Sunday, October 19, 2025

 Literacy with an Attitude

By

Patrick J. Finn


Reflection




First, I would say that I’m impressed by what the author came up with from his experience of humility, and how it changed the way he taught to find a more enthusiastic audience. I completely appreciate such a kind of change. We can never find listening ears if our speech is not delivered humbly, and delivering speech, for example, in a humble way doesn’t necessarily mean that it’s coming from
humble
hearts. Let me please share my experience of being a Sunday school teacher for two years. I always read about humility in the Bible, and I always taught my kids about it, but I always find most of the students unengaged or bored. After I’ve been thinking a lot about what the reason could be, I found out that even though I could be knowledgeable, I wasn’t humble in my teaching, critiquing a lot of the churches and their priests. Why is that? It’s because I didn’t live humility, as I always believed: Things can never be learned if they are not lived. And sometimes, as happened to the author, we need a shocking experience that will be a turnabout in our whole way of thinking. So, going back to Finn’s experience, his studies using Anyon’s research would’ve never found such appreciation and importance if they weren’t addressed in his new, humble manner. Following this method in his studies, he could discover exactly the opposite of what he used to teach, finding out that teachers, even at poor schools that have bad performance reputations, do a great job facing all kinds of challenges from students’ social issues to the government’s poor funding. So, what he discovered reminded me about the article we previously studied by Jean Anyon, who blamed the government to be too slow in solving our social and financial issues affecting our schools’ performance, when Finn explains that undereducated students don’t really result from having bad or careless teachers, but from the unsolved social and financial issues that the government didn’t make serious efforts showing the intention to address. After reading Finn’s article and having spent some time observing at Central High School, I can clearly affirm the author’s point about the teachers’ hard work, and get to know the real causes of such students' performances, and so the bad reputation of such schools that suffer socially and financially. So, I would share the author’s opinion that no one can come up with the appropriate solutions for our public schools’ social issues to advocate for students’ learning equity more than the teachers themselves, who represent the frontlines by knowing the best about their students’ learning challenges.




Question to share in class


While observing, I’d like to know if my colleagues found the teachers they worked with to be “hard worker teachers” as Finn would describe them.



Prompts


I uploaded the file to ChatGPT and asked it to summarize it. After reading everything, I started asking it every time I think I need more understanding by letting it expand more with examples. I keep doing so until I think I got everything clear and understood.

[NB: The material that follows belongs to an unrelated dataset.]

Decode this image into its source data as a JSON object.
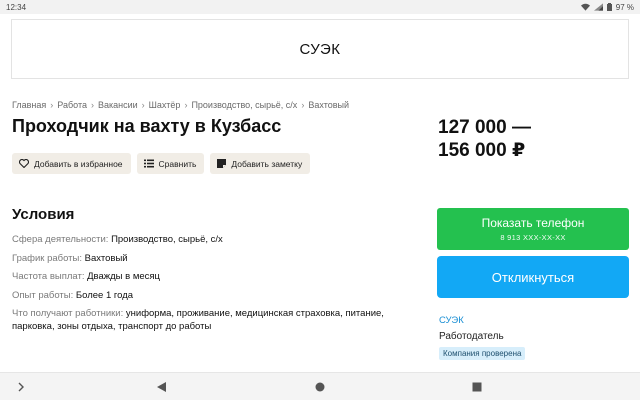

This is my method in studying all the texts.

1 comment:

  1. I really like how you focus on humility in your post. I think to be an effective teacher, you must have some humility and be able to recognize you are not the end-all-be all in your classroom. The best learning happens when students and instructors can collaborate, which requires not thinking you are somehow better than your students.
    Regarding your question, I have had teachers like that. Some of them facilitated learning through hard work, basically forcing us to learn how a concept works in order to complete assignments. However, many of the teachers like that I have had simply wanted to exert power over others, and were therefore not great teachers.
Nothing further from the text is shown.